Peter Grant was just a probationary constable in the Metropolitan Police Service when one night, in pursuance of a murder inquiry, he tried to take a witness statement from someone who was dead but disturbingly voluble, thus bringing him to the attention of Inspector Nightingale, the last wizard in England.

Now Peter is a Detective Constable and a trainee wizard, the first apprentice in fifty years and his world has become somewhat more complicated: nests of vampires in Purley, negotiating a truce between the warring god and goddess of the Thames, digging up graves in Covent Garden and there’s something festering at the heart of London, a malicious vengeful spirit that takes ordinary Londoners and twists them into grotesque mannequins to act out its drama of violence and despair. The spirit of riot and rebellion has awakened in the city and it falls to Peter to bring order out of chaos – or die trying.


Any Ordinary Day by Leigh Sales

The news is dominated by accounts of the terrible tragedies that have befallen people. We are obsessed with every detail of these events until the news cycle moves on to the next big story. At the start of 2014, journalist Leigh Sales had her own brush with death, and at the end of the year, she found herself reporting on an unusually tragic string of events. She would lie awake at night thinking: Why them? Why not me or a loved one? When will it be my turn?
In her research for Any Ordinary Day, Sales set out to find out what happens in the days and years after the worst day of one’s life. She interviews Stuart Diver, who survived the Thredbo landslide but lost his wife in the disaster, a survivor of the Lindt Café siege, an author who lost her husband in a surfing accident, and more. Combining years of journalism experience with compassion and personal anecdotes, Sales brings us a surprisingly uplifting book about how resilient people are after the worst case scenario becomes the new normal.


Maid : Hard Work, Low Pay and a Mother’s Will To Survive by Stephanie Land

Stephanie Land was 28 years old, in a dead-end relationship, and about to begin a university degree when she discovered she was pregnant.
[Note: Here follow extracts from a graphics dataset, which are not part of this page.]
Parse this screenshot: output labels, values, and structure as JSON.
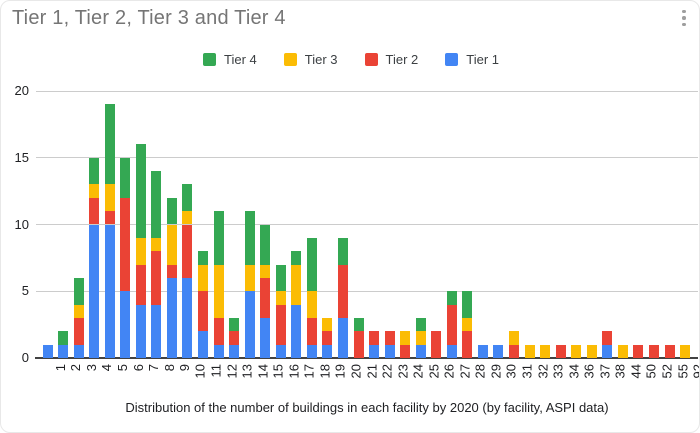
{
  "chart_data": {
    "type": "bar",
    "stacked": true,
    "title": "Tier 1, Tier 2, Tier 3 and Tier 4",
    "xlabel": "Distribution of the number of buildings in each facility by 2020 (by facility, ASPI data)",
    "ylim": [
      0,
      20
    ],
    "yticks": [
      0,
      5,
      10,
      15,
      20
    ],
    "grid": true,
    "legend_position": "top",
    "categories": [
      "1",
      "2",
      "3",
      "4",
      "5",
      "6",
      "7",
      "8",
      "9",
      "10",
      "11",
      "12",
      "13",
      "14",
      "15",
      "16",
      "17",
      "18",
      "19",
      "20",
      "21",
      "22",
      "23",
      "24",
      "25",
      "26",
      "27",
      "28",
      "29",
      "30",
      "31",
      "32",
      "33",
      "34",
      "36",
      "37",
      "38",
      "44",
      "50",
      "52",
      "55",
      "92"
    ],
    "series": [
      {
        "name": "Tier 1",
        "color": "#4285F4",
        "values": [
          1,
          1,
          1,
          10,
          10,
          5,
          4,
          4,
          6,
          6,
          2,
          1,
          1,
          5,
          3,
          1,
          4,
          1,
          1,
          3,
          0,
          1,
          1,
          0,
          1,
          0,
          1,
          0,
          1,
          1,
          0,
          0,
          0,
          0,
          0,
          0,
          1,
          0,
          0,
          0,
          0,
          0
        ]
      },
      {
        "name": "Tier 2",
        "color": "#EA4335",
        "values": [
          0,
          0,
          2,
          2,
          1,
          7,
          3,
          4,
          1,
          4,
          3,
          2,
          1,
          0,
          3,
          3,
          0,
          2,
          1,
          4,
          2,
          1,
          1,
          1,
          0,
          2,
          3,
          2,
          0,
          0,
          1,
          0,
          0,
          1,
          0,
          0,
          1,
          0,
          1,
          1,
          1,
          0
        ]
      },
      {
        "name": "Tier 3",
        "color": "#FBBC04",
        "values": [
          0,
          0,
          1,
          1,
          2,
          0,
          2,
          1,
          3,
          1,
          2,
          4,
          0,
          2,
          1,
          1,
          3,
          2,
          1,
          0,
          0,
          0,
          0,
          1,
          1,
          0,
          0,
          1,
          0,
          0,
          1,
          1,
          1,
          0,
          1,
          1,
          0,
          1,
          0,
          0,
          0,
          1
        ]
      },
      {
        "name": "Tier 4",
        "color": "#34A853",
        "values": [
          0,
          1,
          2,
          2,
          6,
          3,
          7,
          5,
          2,
          2,
          1,
          4,
          1,
          4,
          3,
          2,
          1,
          4,
          0,
          2,
          1,
          0,
          0,
          0,
          1,
          0,
          1,
          2,
          0,
          0,
          0,
          0,
          0,
          0,
          0,
          0,
          0,
          0,
          0,
          0,
          0,
          0
        ]
      }
    ]
  },
  "legend": {
    "items": [
      {
        "label": "Tier 4",
        "color": "#34A853"
      },
      {
        "label": "Tier 3",
        "color": "#FBBC04"
      },
      {
        "label": "Tier 2",
        "color": "#EA4335"
      },
      {
        "label": "Tier 1",
        "color": "#4285F4"
      }
    ]
  }
}
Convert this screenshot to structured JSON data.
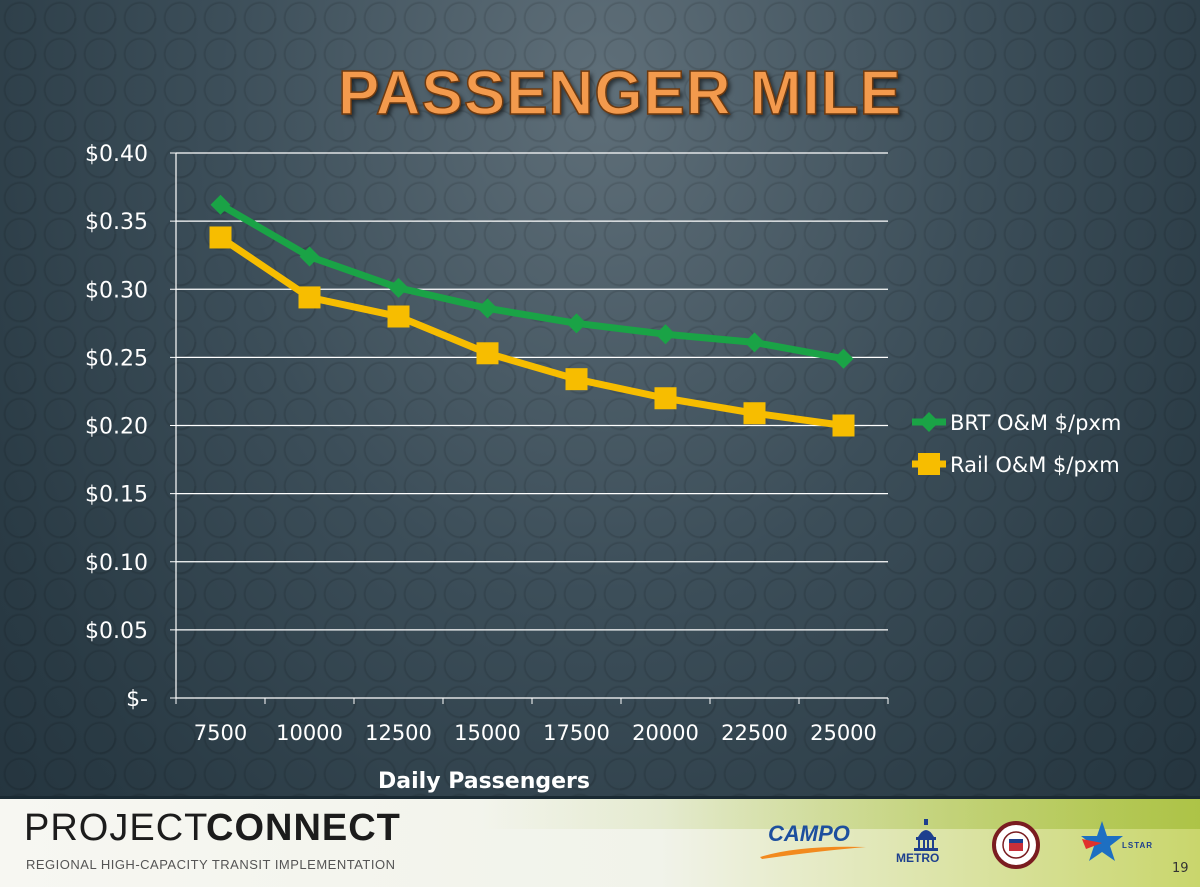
{
  "slide": {
    "title": "PASSENGER MILE",
    "page_number": "19"
  },
  "footer": {
    "brand_part1": "PROJECT",
    "brand_part2": "CONNECT",
    "tagline": "REGIONAL HIGH-CAPACITY TRANSIT IMPLEMENTATION",
    "logos": [
      {
        "name": "campo",
        "text": "CAMPO"
      },
      {
        "name": "metro",
        "text": "METRO"
      },
      {
        "name": "city-of-austin",
        "text": ""
      },
      {
        "name": "lstar",
        "text": "LSTAR"
      }
    ]
  },
  "colors": {
    "brt": "#1aa346",
    "rail": "#f7bd00",
    "grid": "#ffffff",
    "title": "#f39a4d"
  },
  "chart_data": {
    "type": "line",
    "title": "PASSENGER MILE",
    "xlabel": "Daily Passengers",
    "ylabel": "",
    "categories": [
      "7500",
      "10000",
      "12500",
      "15000",
      "17500",
      "20000",
      "22500",
      "25000"
    ],
    "y_ticks": [
      "$-",
      "$0.05",
      "$0.10",
      "$0.15",
      "$0.20",
      "$0.25",
      "$0.30",
      "$0.35",
      "$0.40"
    ],
    "ylim": [
      0,
      0.4
    ],
    "grid": true,
    "legend_position": "right",
    "series": [
      {
        "name": "BRT O&M $/pxm",
        "marker": "diamond",
        "color": "#1aa346",
        "values": [
          0.362,
          0.324,
          0.301,
          0.286,
          0.275,
          0.267,
          0.261,
          0.249
        ]
      },
      {
        "name": "Rail O&M $/pxm",
        "marker": "square",
        "color": "#f7bd00",
        "values": [
          0.338,
          0.294,
          0.28,
          0.253,
          0.234,
          0.22,
          0.209,
          0.2
        ]
      }
    ]
  }
}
She spent the next six years struggling to support her daughter as a single mother, doing everything within her power to climb out of poverty. Working as a domestic cleaner for as many hours as possible and for very little pay, Land desperately tried to avoid unexpected bills due to sickness or car repairs, which are inconvenient for most people but could lead to homelessness for some-one living below the poverty line. By day, Land spent long, physically exhausting hours scrubbing the toilets of the rich, while after work, she navigated the tangled and frustrating web of low-income housing, government assistance, and child support.
Land’s honest prose provides great insight into the widening gap between the upper-middle class and the overworked but underpaid poor in America. If you enjoyed Hillbilly Elegy and Educated, Maid could be your next favourite read.


Thirty Thousand Bottles Of Wine and a Pig Called Helga by Todd Alexander

Fed up with the Sydney rat race, Todd and his partner Jeff decide to sell their Annandale terrace and buy 100 acres in the Hunter Valley. They have grand plans of an idyllic life-style, growing their own food and running a vineyard and bed & breakfast. How hard can it possibly be? In a word: very.
What they lack in experience, however, they make up for with humour, enthusiasm, and resourcefulness. Along the way, as they learn how to grow grapes and olives and physical-ly build the guest accommodation, they acquire a menagerie of animals, including goats, chickens, ducks, and, of course, a mischievous pig called Helga. Alexander’s book is a feel -good memoir that made me stop and reflect on the important things in life … and plan a future trip to visit Helga at Block Eight in the Hunter.